Indexes

Overview

Indexing is a technique to improve database performance. Indexes are special data structures that allow a database server to quickly find requested rows by values ​​of a key column (or column set) without a full table scan.

ADQM supports the following types of indexes for MergeTree tables:

  • Primary index. A primary index in ADQM differs from the index in traditional relational databases to perform analytical queries on large amounts of data most efficiently — it stores key column values ​​not per table row but per range of N rows ordered by key columns (each index entry stores key column values in the first row of the corresponding range). When a primary index is defined correctly for a table, it reduces the amount of data to be read from disk for query execution and provides quick searches for ranges of rows with the desired values. A key to build the primary index should be specified on a table creation and cannot be changed after that.

  • Data skipping indexes (secondary indexes). When a primary index is not enough to ensure high query performance, you can add data skipping indexes to your table — secondary indexes that enable ADQM to skip reading blocks of data (they can be quite large) that are guaranteed not to contain the requested values. For example, such indexes can be effective for full-text search or for checking whether values ​​are included in specific lists. Unlike a primary index, skipping indexes can be added to or removed from existing tables.
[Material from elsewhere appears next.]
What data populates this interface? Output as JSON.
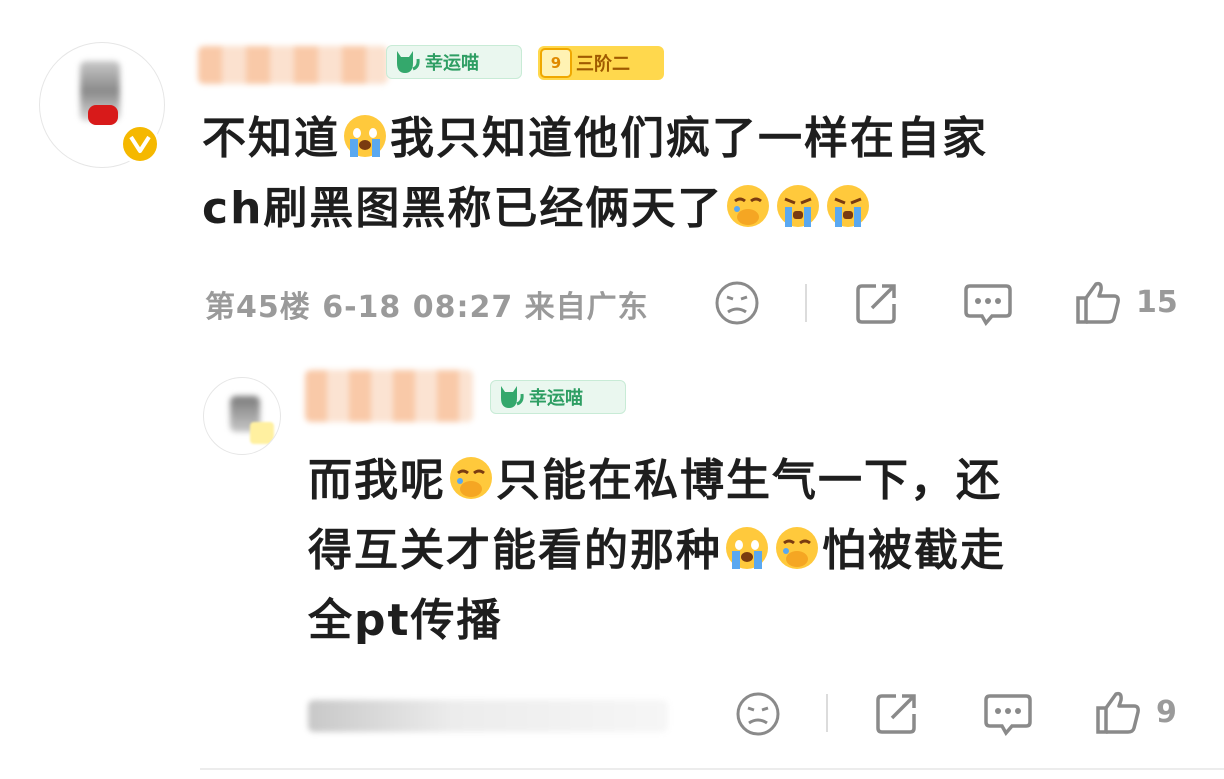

Each type of ADQM index has its own advantages and features. When designing table indexes, take into account which queries will be sent to a table most often, characteristics of columns used in queries (data type, cardinality), desired balance between read/write performance and system resource consumption. To select the most effective index, it is often necessary to test different index types, granularity sizes, and other parameters.

TIP
In the Improve query performance article, you can find examples of applying indexes of different types to tables and explore how they affect query execution speed.

Sparse primary index

MergeTree table data is divided into data parts. Rows within a data part are sorted by primary key columns. Each data part is logically divided into granules. A granule is the smallest indivisible data set (always contains an integer number of rows) that is read when selecting data. The first row of a granule is marked with values of primary key columns for that row — this is a mark. For each data part, ADQM creates an index file that stores marks. Thus, instead of indexing each row, the primary index for a data part has one index entry (mark) per group of rows (granule) — this technique is called sparse index. A sparse primary index allows it to avoid scanning the entire table for individual rows and quickly (with a binary search over index entries) identify granules that could possibly include rows matching a query filter. Found groups of potentially matching rows are then loaded into memory in parallel in order to find exact matches.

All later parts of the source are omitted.